Routine simple (et efficace) sur 8 à 12 semaines
- Soir : acide kojique 2–3 soirs/semaine au début, puis augmentez si la peau reste confortable
- Hydratation : une crème neutre après (ou avant, en « sandwich » si peau réactive)
- Matin : antioxydants/niacinamide possibles si bien tolérés + hydratant
- Indispensable : écran solaire large spectre SPF 50, quantité généreuse, réapplication si exposition
Pour choisir une texture qui vous convient (sérum, crème, soin ciblé), l’idée est de rester sur une formule lisible, pensée pour l’hyperpigmentation, et facile à tenir au quotidien. Vous pouvez vous orienter vers une gamme de soins visage et corps adaptés afin de construire une routine cohérente sans multiplier les actifs agressifs.
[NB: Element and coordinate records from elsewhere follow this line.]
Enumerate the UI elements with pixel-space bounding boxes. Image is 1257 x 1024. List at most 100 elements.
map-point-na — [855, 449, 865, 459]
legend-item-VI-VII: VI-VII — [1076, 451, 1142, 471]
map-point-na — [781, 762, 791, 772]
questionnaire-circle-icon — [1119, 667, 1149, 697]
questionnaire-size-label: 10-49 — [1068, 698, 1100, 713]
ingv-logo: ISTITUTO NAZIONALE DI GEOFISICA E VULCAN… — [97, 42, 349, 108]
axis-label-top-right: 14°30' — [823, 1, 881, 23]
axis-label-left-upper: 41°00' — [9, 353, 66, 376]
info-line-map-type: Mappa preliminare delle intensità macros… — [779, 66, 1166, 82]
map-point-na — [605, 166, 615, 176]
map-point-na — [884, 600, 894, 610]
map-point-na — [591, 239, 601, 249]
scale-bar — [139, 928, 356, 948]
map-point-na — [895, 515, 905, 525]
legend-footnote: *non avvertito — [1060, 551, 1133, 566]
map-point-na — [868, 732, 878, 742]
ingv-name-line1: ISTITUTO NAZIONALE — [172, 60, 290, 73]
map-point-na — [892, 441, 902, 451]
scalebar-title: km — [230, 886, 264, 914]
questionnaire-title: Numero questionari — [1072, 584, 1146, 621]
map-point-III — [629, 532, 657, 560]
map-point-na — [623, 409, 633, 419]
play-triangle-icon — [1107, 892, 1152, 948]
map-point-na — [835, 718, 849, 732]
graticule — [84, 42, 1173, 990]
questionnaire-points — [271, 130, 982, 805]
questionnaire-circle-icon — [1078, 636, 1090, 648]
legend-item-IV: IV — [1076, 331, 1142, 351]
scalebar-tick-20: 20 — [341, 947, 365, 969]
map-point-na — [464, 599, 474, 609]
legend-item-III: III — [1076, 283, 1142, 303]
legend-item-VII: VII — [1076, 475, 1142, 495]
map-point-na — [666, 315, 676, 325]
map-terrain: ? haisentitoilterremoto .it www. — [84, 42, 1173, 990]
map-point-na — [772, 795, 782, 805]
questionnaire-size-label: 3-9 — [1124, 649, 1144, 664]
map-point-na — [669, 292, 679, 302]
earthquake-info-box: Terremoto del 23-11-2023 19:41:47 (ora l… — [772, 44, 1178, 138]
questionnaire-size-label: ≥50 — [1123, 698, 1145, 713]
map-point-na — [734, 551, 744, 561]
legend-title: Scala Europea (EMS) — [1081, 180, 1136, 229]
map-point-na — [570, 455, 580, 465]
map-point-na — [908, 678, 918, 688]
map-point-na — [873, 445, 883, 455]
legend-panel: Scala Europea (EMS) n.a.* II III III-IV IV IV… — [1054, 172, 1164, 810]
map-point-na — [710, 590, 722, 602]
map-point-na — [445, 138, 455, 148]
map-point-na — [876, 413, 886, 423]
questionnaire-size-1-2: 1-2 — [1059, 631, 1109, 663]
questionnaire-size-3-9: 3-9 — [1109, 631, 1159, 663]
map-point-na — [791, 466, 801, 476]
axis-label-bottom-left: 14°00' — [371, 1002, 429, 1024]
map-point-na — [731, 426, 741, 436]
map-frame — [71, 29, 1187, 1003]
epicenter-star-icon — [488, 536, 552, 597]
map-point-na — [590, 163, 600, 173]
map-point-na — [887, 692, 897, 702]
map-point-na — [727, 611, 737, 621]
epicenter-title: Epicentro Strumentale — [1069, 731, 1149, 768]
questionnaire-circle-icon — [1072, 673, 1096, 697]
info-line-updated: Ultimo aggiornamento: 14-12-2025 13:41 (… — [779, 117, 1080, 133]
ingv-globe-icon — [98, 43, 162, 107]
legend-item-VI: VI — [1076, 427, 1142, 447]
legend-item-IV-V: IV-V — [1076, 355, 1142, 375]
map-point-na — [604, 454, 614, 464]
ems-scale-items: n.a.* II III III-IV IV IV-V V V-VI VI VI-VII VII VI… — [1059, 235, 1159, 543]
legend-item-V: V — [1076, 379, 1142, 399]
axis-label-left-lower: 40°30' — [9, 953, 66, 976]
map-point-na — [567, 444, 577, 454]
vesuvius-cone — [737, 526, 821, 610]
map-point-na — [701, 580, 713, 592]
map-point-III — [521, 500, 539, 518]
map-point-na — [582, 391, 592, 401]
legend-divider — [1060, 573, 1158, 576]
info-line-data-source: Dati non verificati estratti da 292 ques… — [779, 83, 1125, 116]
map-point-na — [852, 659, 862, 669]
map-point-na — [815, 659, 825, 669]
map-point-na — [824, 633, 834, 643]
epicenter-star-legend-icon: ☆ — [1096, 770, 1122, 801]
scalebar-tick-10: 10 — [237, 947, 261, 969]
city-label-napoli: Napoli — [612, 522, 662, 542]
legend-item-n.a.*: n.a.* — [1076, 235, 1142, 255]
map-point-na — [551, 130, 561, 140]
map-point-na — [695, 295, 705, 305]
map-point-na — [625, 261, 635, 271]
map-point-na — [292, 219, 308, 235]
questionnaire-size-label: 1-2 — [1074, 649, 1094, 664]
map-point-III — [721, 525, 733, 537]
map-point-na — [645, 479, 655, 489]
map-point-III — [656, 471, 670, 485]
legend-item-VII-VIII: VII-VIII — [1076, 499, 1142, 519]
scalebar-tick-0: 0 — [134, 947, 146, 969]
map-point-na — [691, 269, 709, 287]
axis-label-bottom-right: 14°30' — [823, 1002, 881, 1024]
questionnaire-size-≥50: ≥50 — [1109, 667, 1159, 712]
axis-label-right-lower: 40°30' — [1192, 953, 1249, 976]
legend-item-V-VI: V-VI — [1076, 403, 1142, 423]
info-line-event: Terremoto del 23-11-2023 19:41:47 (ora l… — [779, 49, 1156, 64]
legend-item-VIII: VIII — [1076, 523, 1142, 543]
Petites règles qui changent tout
- Test local 48 h si vous réagissez facilement
- Évitez les zones fragiles (ailes du nez, contour des lèvres) si ça pique
- Stoppez 3–5 jours si rougeurs persistantes ou desquamation marquée
- Ne « frottez » pas les plaques pigmentées : pression + irritation = mauvais combo
Si vous êtes enceinte ou allaitante, ou si vous prenez un traitement photosensibilisant, demandez un avis médical avant de démarrer. Et si votre melasma s’étend rapidement ou change d’aspect, faites vérifier : toutes les taches ne se traitent pas en cosmétique.
Ce qu’il faut retenir
L’acide kojique peut aider à atténuer un melasma, mais uniquement dans une routine tolérable et ultra-protégée du soleil (et de la chaleur). Visez la constance, pas l’intensité : sur ce type de taches, c’est souvent ce qui fait la différence entre amélioration durable et rechute.